I can't recall ever measuring the forward voltage of an LED for the purposes of selecting "other values used in driving them". When I built an LED cube, I never measured the forward voltage of any of them. I didn't even test them to make sure there weren't any dead ones before assembling each plane (I did make sure none were dead before I connected the planes because replacing an LED in the assembled cube could be difficult and it would certainly mess up the alignment). I used the nominal forward voltage and designed for a nominal current. I didn't care what the exact value was.
 

Tonyr1084

Joined Sep 24, 2015
9,744
Not sure why, but I feel compelled to show this illustration:
1621719299803.pngNotice in Parallel, each LED has its own resistor. This is Best Practice. In my video I've shown that it IS possible to use a single resistor and have multiple parallel LED's, but it's NOT "Best Practice". The illustration is what should be the case by way of making a circuit that will be more robust and more reliable. The video was just to settle an argument. The argument against what I've shown IS a good argument. But it's not an all inclusive argument. Just because something CAN be done doesn't mean it should be done.
 

Thread Starter

gattu_marrudu

Joined May 20, 2021
20
I implemented the following circuit:

6led_parallel.jpg

I Used Ohm's Law calculator to get the resistor values based on the LEDs' lowest ratings (1.9 x 2 for the red, 3.2 for the others). Contrarily to what I expected, the red LEDs are much dimmer than the others. Can anybody explain why?

Thanks.
gm
 

SamR

Joined Mar 19, 2019
5,491
Manufacturing variance? Many makers of LED of varying properties. Old Red LEDs that I have from the 70s are very dim compared to today's offerings. A lot of market LEDs have no provenance much less a maker's PDF. At first glance, 100 and 700 mA seem excessive depending on the LEDs design.
 

Audioguru again

Joined Oct 21, 2019
6,826
You show a current of only 100mA in the red LEDs but the brighter LEDs have a current 7 times more at 700mA.
Doesn't the current and brightness drop A LOT as the battery voltage runs down?
 

Thread Starter

gattu_marrudu

Joined May 20, 2021
20
Manufacturing variance? Many makers of LED of varying properties. Old Red LEDs that I have from the 70s are very dim compared to today's offerings.
I got all my LEDs from the same supplier and seem to be of the same type.

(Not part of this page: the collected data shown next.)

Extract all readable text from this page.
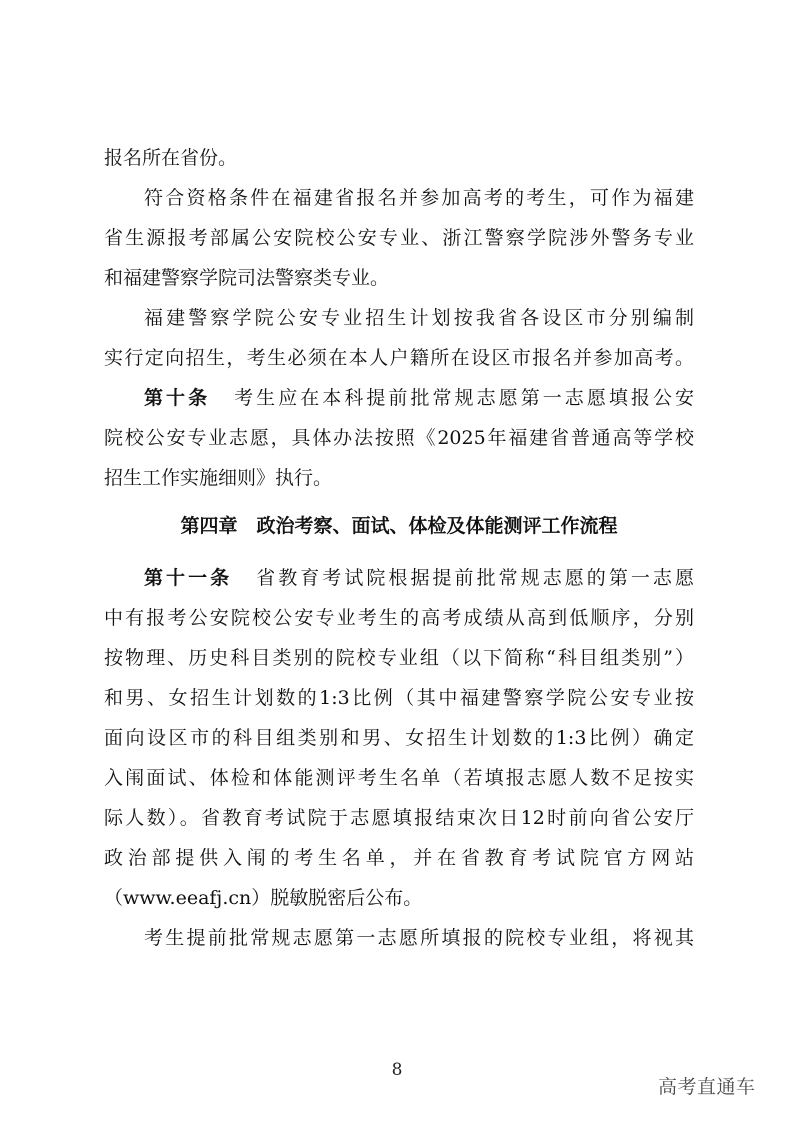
报名所在省份。
符合资格条件在福建省报名并参加高考的考生，可作为福建
省生源报考部属公安院校公安专业、浙江警察学院涉外警务专业
和福建警察学院司法警察类专业。
福建警察学院公安专业招生计划按我省各设区市分别编制
实行定向招生，考生必须在本人户籍所在设区市报名并参加高考。
第十条 考生应在本科提前批常规志愿第一志愿填报公安
院校公安专业志愿，具体办法按照《2025年福建省普通高等学校
招生工作实施细则》执行。
第四章　政治考察、面试、体检及体能测评工作流程
第十一条 省教育考试院根据提前批常规志愿的第一志愿
中有报考公安院校公安专业考生的高考成绩从高到低顺序，分别
按物理、历史科目类别的院校专业组（以下简称“科目组类别”）
和男、女招生计划数的1:3比例（其中福建警察学院公安专业按
面向设区市的科目组类别和男、女招生计划数的1:3比例）确定
入闱面试、体检和体能测评考生名单（若填报志愿人数不足按实
际人数）。省教育考试院于志愿填报结束次日12时前向省公安厅
政治部提供入闱的考生名单，并在省教育考试院官方网站
（www.eeafj.cn）脱敏脱密后公布。
考生提前批常规志愿第一志愿所填报的院校专业组，将视其
8
高考直通车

They are all rated at 700mA. The red brightness, by eyeball, looks like half or less, and it's similar for both. It could always be that the manufacturer's specs are WAY off for the reds and they actually want 3.2-3.4V as the others, but I wouldn't want to find that out by applying more voltage. The best thing seems to ask the supplier at this point. (By the way, I cheated a bit and bypassed the 1Ohm resistor for a fraction of second. The light got visibly brighter, but not nearly as bright as the blue and green ones.)

You show a current of only 100mA in the red LEDs but the brighter LEDs have a current 7 times more at 700mA.
Sorry if my drawing is not clear. That in the table is a smudged-out 700.

Doesn't the current and brightness drop A LOT as the battery voltage runs down?
From this conversation I thought that that is what the resistors are for, to kind of smooth out voltage variations—both peaks and drops, no? In any case, I would expect the drop to be equal for all, unless I'm missing something.
 

SamR

Joined Mar 19, 2019
5,491
Components bought in the "Open Market" without any provenance may be anything including scrap that did not pass quality control. Do you have any other components on hand to compare against? Why do you think they are rated for 700mA? Can you post a picture of the LEDs and any documentation you may have on them?